THE ABOVE IN TURTLE FORMAT:

@prefix ex1:  <https://data.example.com/> .
@prefix ex:   <https://taxa.example.com/> .
@prefix gist: <https://semantic-arts.com/gist/> .

gist:Person     a  owl:Class .
ex:Smart_People a  gist:Person
ex1:SteveJobs   a  Smart_People .
ex1:BillGates   a  Smart_People .
ex1:ElonMusk    a  Smart_People .

There are many other types of buckets however. Next up is another super-simple example: tag buckets.

Micro-pattern: Tag Buckets 

In contrast to class buckets, let’s take a look at what a more informal lightweight classification mechanism might look like using an upper-level ontology like gist. Here the taxonomist has created some “tag” entities named ex:SciFi and ex:Comedy, both of type gist:Tag. However, instead of using rdf:type for classification the movie entities use the gist:catagorizedBy predicate to indicate to which bucket they belong. From from a purely categorization point of view this does the same thing as rdf:type without the baggage of making the individual movie entities instances of the categories themselves. Also it allows multiple tag classifications (e.g. this movie is both a comedy and science fiction) without the problem of potential class conflict. Should in the future we were to wish to define certain movie categories as formal classes in their own right, we could always add an axiom to our graph as needed.
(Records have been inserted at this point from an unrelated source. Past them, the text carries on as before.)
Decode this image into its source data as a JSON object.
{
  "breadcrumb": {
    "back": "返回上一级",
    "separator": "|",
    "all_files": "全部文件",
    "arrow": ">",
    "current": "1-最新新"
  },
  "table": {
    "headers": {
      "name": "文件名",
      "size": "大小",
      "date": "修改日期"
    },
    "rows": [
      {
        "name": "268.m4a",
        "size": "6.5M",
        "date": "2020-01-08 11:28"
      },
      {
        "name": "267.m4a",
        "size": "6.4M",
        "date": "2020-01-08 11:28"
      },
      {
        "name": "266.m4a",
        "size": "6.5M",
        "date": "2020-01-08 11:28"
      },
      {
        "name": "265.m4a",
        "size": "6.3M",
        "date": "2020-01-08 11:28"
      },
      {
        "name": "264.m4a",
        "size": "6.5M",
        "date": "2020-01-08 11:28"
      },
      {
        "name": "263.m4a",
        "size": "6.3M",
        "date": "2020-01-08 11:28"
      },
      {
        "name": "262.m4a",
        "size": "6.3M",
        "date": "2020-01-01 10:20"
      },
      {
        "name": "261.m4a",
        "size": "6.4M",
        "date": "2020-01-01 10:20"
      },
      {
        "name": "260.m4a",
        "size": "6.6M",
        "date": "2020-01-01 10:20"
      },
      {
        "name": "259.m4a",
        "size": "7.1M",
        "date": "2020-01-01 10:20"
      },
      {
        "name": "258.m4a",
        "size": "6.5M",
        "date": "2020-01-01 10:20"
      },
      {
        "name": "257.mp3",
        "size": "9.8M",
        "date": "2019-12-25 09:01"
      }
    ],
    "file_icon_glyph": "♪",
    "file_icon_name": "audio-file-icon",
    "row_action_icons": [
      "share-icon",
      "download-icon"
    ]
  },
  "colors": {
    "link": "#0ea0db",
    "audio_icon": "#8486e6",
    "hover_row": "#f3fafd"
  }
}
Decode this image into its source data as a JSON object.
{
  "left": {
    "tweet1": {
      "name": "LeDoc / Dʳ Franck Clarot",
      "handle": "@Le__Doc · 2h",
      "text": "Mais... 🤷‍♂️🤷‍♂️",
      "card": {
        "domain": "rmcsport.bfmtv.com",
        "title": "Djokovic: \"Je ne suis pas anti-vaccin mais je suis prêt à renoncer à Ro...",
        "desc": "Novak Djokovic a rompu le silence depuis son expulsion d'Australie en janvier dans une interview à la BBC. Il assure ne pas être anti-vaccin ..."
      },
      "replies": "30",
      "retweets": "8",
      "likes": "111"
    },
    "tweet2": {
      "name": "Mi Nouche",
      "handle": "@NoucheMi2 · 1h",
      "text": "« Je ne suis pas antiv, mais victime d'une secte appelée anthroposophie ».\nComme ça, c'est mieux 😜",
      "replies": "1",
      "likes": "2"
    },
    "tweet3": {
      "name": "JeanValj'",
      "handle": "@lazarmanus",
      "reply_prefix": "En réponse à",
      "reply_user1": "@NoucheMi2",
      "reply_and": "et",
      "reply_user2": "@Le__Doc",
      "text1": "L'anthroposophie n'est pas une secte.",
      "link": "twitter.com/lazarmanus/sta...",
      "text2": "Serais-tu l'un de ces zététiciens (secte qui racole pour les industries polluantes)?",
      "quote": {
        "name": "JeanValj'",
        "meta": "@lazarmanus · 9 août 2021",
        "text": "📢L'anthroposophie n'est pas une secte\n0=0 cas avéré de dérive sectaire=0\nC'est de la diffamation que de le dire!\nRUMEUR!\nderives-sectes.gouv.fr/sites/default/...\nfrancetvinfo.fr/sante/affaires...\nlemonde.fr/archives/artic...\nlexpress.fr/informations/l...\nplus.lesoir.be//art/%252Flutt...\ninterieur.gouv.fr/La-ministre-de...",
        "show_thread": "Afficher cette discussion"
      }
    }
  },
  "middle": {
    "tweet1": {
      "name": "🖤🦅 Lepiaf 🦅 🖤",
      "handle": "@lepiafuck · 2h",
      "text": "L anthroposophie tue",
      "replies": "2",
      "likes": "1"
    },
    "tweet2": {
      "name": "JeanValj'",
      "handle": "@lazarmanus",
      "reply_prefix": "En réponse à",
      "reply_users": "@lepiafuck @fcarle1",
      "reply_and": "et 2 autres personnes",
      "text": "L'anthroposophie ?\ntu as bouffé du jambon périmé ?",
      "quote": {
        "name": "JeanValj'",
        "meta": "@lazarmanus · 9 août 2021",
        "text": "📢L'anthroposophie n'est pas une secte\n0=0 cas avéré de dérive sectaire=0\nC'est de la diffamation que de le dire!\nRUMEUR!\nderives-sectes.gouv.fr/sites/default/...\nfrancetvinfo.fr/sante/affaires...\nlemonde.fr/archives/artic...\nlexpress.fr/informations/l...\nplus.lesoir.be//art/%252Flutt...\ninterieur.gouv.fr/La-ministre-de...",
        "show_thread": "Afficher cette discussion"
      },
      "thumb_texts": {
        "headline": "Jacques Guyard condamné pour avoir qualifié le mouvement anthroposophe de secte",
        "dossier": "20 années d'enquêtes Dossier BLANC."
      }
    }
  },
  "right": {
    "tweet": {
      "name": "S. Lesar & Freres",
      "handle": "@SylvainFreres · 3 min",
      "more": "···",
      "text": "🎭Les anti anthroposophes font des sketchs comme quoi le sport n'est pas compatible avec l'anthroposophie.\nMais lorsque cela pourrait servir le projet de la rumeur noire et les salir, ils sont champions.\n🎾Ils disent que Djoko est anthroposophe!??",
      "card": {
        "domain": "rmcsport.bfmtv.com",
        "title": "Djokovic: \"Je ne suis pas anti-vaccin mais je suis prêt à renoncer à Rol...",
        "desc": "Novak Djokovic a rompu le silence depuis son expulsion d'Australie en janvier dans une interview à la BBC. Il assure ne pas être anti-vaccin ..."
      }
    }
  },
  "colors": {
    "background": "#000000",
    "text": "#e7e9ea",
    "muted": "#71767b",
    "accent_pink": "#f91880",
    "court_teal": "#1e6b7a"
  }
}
This is what I mean by flexibility, but it needs to be considered at the beginning of the project.

THE ABOVE IN TURTLE FORMAT:

@prefix ex1:  <https://data.example.com/> .
@prefix ex:   <https://taxa.example.com/> .
@prefix gist: <https://semantic-arts.com/gist/> .
@prefix rdfs: <http://www.w3.org/2000/01/rdf-schema#> .
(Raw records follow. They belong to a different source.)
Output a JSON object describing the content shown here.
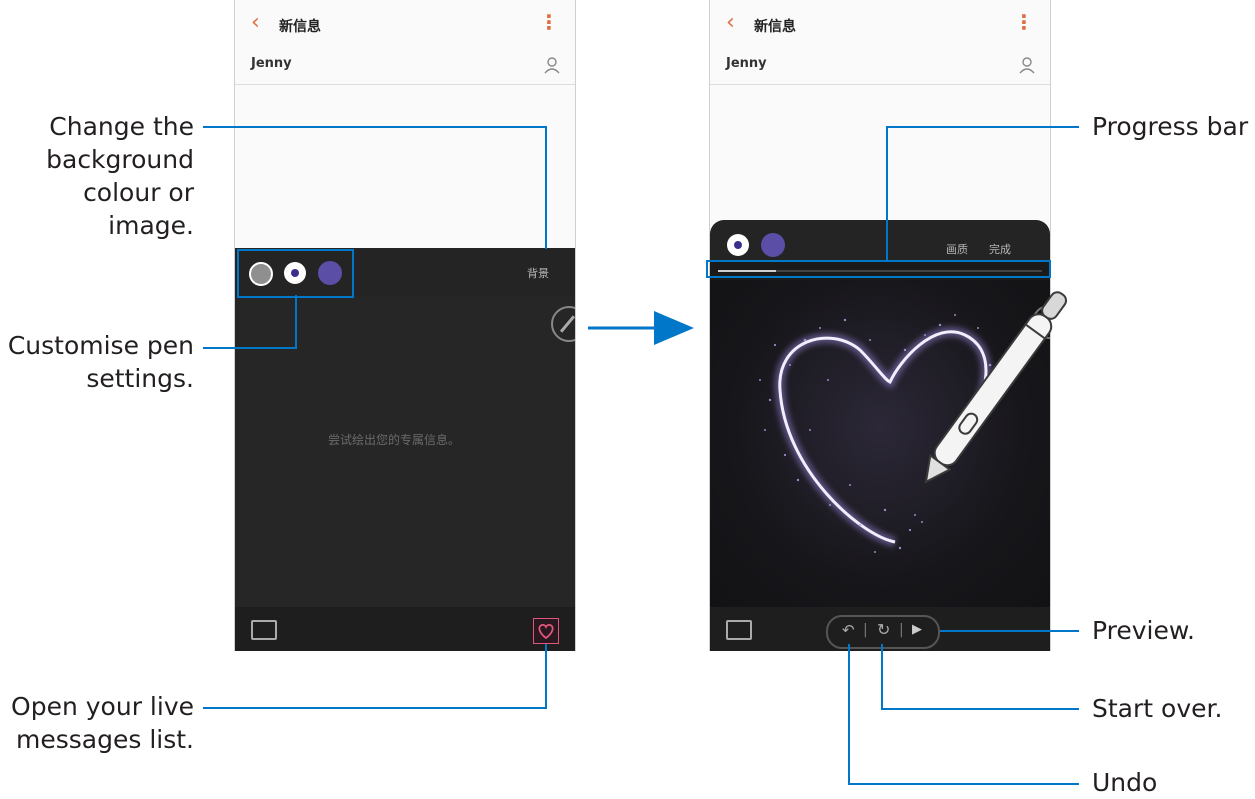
{
  "screen_left": {
    "title": "新信息",
    "back_glyph": "‹",
    "menu_glyph": "⋮",
    "recipient": "Jenny",
    "background_button": "背景",
    "hint_text": "尝试绘出您的专属信息。",
    "pen_colors": [
      "#9c9c9c",
      "#ffffff",
      "#5b4ea6"
    ]
  },
  "screen_right": {
    "title": "新信息",
    "back_glyph": "‹",
    "menu_glyph": "⋮",
    "recipient": "Jenny",
    "quality_button": "画质",
    "done_button": "完成",
    "progress": 0.18,
    "pen_colors": [
      "#ffffff",
      "#5b4ea6"
    ]
  },
  "callouts": {
    "background": "Change the background colour or image.",
    "pen": "Customise pen settings.",
    "live_list": "Open your live messages list.",
    "progress": "Progress bar",
    "preview": "Preview.",
    "start_over": "Start over.",
    "undo": "Undo"
  },
  "colors": {
    "accent": "#0077c8",
    "brand_orange": "#e06d3f",
    "heart_pink": "#e0567a"
  }
}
gist:Tag  rdfs:subClassOf  gist:Category . 
ex:SciFi  a  gist:Tag .
ex:Comedy a  gist:Tag .

ex:SciFi   gist:hasTag  “Science Fiction” .
ex:Comedy  gist:hasTag  “Comedy” . 

ex1:YoungFrankenstein a  ex:Movie .
ex1:HitchHikersGuide  a  ex:Movie .
ex1:Alien             a  ex:Movie .
ex1:BladeRunner       a  ex:Movie .

ex1:YoungFrankenstein gist:categorizedBy  ex:Comedy .
ex1:HitchHikersGuide  gist:categorizedBy  ex:Comedy . 
ex1:HitchHikersGuide  gist:categorizedBy  ex:SciFi .
ex1:Alien             gist:categorizedBy  ex:SciFi .
ex1:BladeRunner       gist:categorizedBy  ex:SciFi .
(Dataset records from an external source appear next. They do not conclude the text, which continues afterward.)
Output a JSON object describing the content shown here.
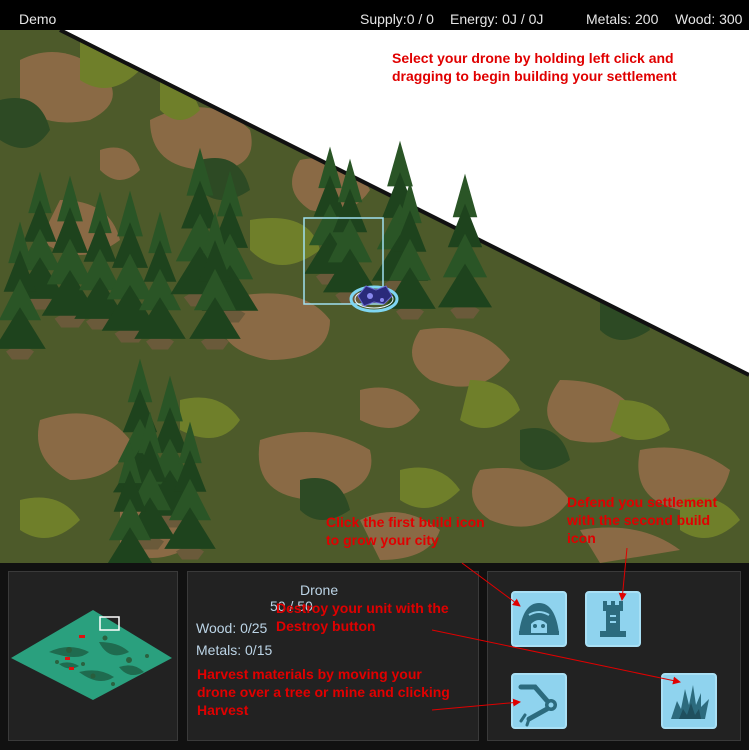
{
  "topbar": {
    "title": "Demo",
    "supply": "Supply:0 / 0",
    "energy": "Energy: 0J / 0J",
    "metals": "Metals: 200",
    "wood": "Wood: 300"
  },
  "tips": {
    "select": [
      "Select your drone by holding left click and",
      "dragging to begin building your settlement"
    ],
    "build": [
      "Click the first build icon",
      "to grow your city"
    ],
    "defend": [
      "Defend you settlement",
      "with the second build",
      "icon"
    ],
    "destroy": [
      "Destroy your unit with the",
      "Destroy button"
    ],
    "harvest": [
      "Harvest materials by moving your",
      "drone over a tree or mine and clicking",
      "Harvest"
    ]
  },
  "unit": {
    "name": "Drone",
    "health": "50 / 50",
    "wood": "Wood: 0/25",
    "metals": "Metals: 0/15"
  },
  "commands": [
    {
      "name": "build-city-hall",
      "icon": "dome-house-icon"
    },
    {
      "name": "build-tower",
      "icon": "rook-tower-icon"
    },
    {
      "name": "harvest",
      "icon": "robot-arm-icon"
    },
    {
      "name": "destroy",
      "icon": "explosion-icon"
    }
  ],
  "colors": {
    "topbar_bg": "#000000",
    "hud_bg": "#111111",
    "button_bg": "#8fd3ee",
    "tip_text": "#e00000",
    "selection_box": "#9fe0f0"
  }
}
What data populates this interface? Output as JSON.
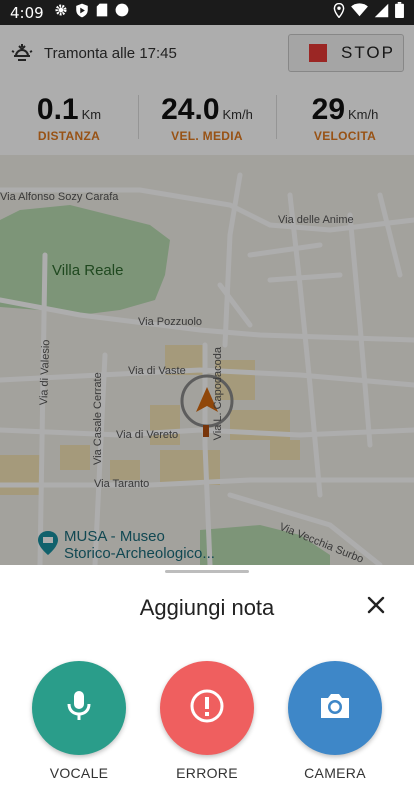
{
  "status_bar": {
    "time": "4:09",
    "left_icons": [
      "gear-icon",
      "shield-play-icon",
      "sd-card-icon",
      "circle-icon"
    ],
    "right_icons": [
      "location-icon",
      "wifi-icon",
      "signal-icon",
      "battery-icon"
    ]
  },
  "header": {
    "sunset_text": "Tramonta alle 17:45",
    "stop_label": "STOP"
  },
  "stats": [
    {
      "value": "0.1",
      "unit": "Km",
      "caption": "DISTANZA"
    },
    {
      "value": "24.0",
      "unit": "Km/h",
      "caption": "VEL. MEDIA"
    },
    {
      "value": "29",
      "unit": "Km/h",
      "caption": "VELOCITA"
    }
  ],
  "map": {
    "labels": {
      "street_sozy_carafa": "Via Alfonso Sozy Carafa",
      "street_anime": "Via delle Anime",
      "park_villa_reale": "Villa Reale",
      "street_pozzuolo": "Via Pozzuolo",
      "street_valesio": "Via di Valesio",
      "street_vaste": "Via di Vaste",
      "street_lucapodocoda": "Via L. Capodacoda",
      "street_casale_cerrate": "Via Casale Cerrate",
      "street_vereto": "Via di Vereto",
      "street_taranto": "Via Taranto",
      "street_vecchia_surbo": "Via Vecchia Surbo",
      "poi_musa": "MUSA - Museo\nStorico-Archeologico..."
    }
  },
  "sheet": {
    "title": "Aggiungi nota",
    "actions": [
      {
        "label": "VOCALE",
        "icon": "microphone-icon",
        "color": "#2a9d8a"
      },
      {
        "label": "ERRORE",
        "icon": "alert-icon",
        "color": "#ef5f5f"
      },
      {
        "label": "CAMERA",
        "icon": "camera-icon",
        "color": "#3e87c8"
      }
    ]
  },
  "colors": {
    "accent_orange": "#e07a1f",
    "stop_red": "#e53935"
  }
}
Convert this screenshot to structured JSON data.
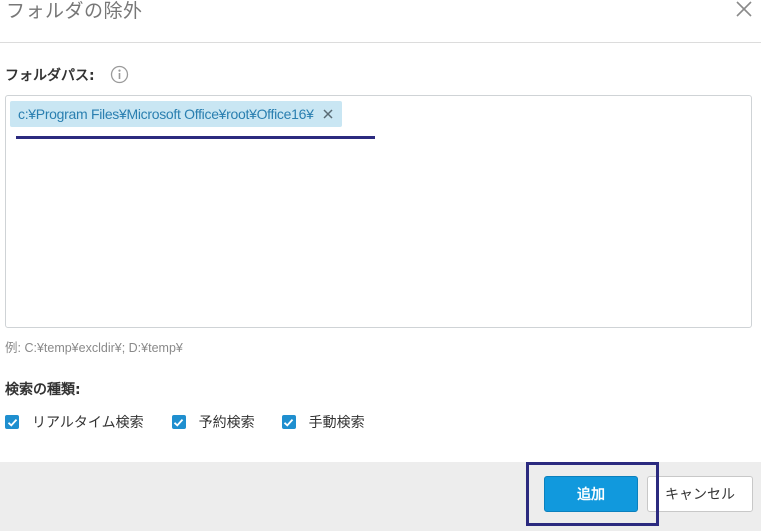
{
  "dialog": {
    "title": "フォルダの除外"
  },
  "folder_path": {
    "label": "フォルダパス:",
    "entries": [
      {
        "path": "c:¥Program Files¥Microsoft Office¥root¥Office16¥"
      }
    ],
    "hint": "例: C:¥temp¥excldir¥; D:¥temp¥"
  },
  "search_type": {
    "label": "検索の種類:",
    "options": [
      {
        "label": "リアルタイム検索",
        "checked": true
      },
      {
        "label": "予約検索",
        "checked": true
      },
      {
        "label": "手動検索",
        "checked": true
      }
    ]
  },
  "footer": {
    "add_label": "追加",
    "cancel_label": "キャンセル"
  },
  "colors": {
    "accent": "#1199dd",
    "chip_background": "#c9e6f3",
    "chip_text": "#2a7fb0",
    "annotation": "#2b2a7f"
  },
  "icons": {
    "close": "close-icon",
    "info": "info-icon",
    "remove": "remove-icon",
    "check": "check-icon"
  }
}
Note that with gist, the assumption is that each “tag” entity will have a gist:hasTag scalar attribute describing the tag itself. Such a declaration defines the “meaning” of what it means to be a tag in gist. Needless to say, if needed you could use SHACL to enforce this as a requirement.

RELATED LINKS:

  1. https://www.ateam-oracle.com/knowledge-graph-modeling-governance-project-scope
  2. https://www.ateam-oracle.com/knowledge-graph-modeling-introduction-to-gist-and-buckets
  3. https://www.ateam-oracle.com/knowledge-graph-modeling-group-micro-pattern-using-gist
  4. https://www.ateam-oracle.com/knowledge-graph-modeling-product-category-micro-pattern-using-gist
  5. https://www.ateam-oracle.com/knowledge-graph-modeling-informal-taxonomy-micro-pattern-using-gist
  6. https://www.ateam-oracle.com/knowledge-graph-modeling-facet-names-values-micro-pattern-using-gist
  7. https://www.ateam-oracle.com/knowledge-graph-modeling-formal-taxonomy-micro-pattern-using-gist

FOOTNOTES:

** For example, Paris is logically not a type of France. Consequently, Paris being an instance of the France class makes no sense (but being part of a French Cities category may). Notwithstanding, RDF's flexibility will allow your taxonomists define it that way if they don't know what they are doing. This is where the use of Disjointness comes into play when designing your upper level ontology. Proper use of Disjointness can catch logical errors such as described herein.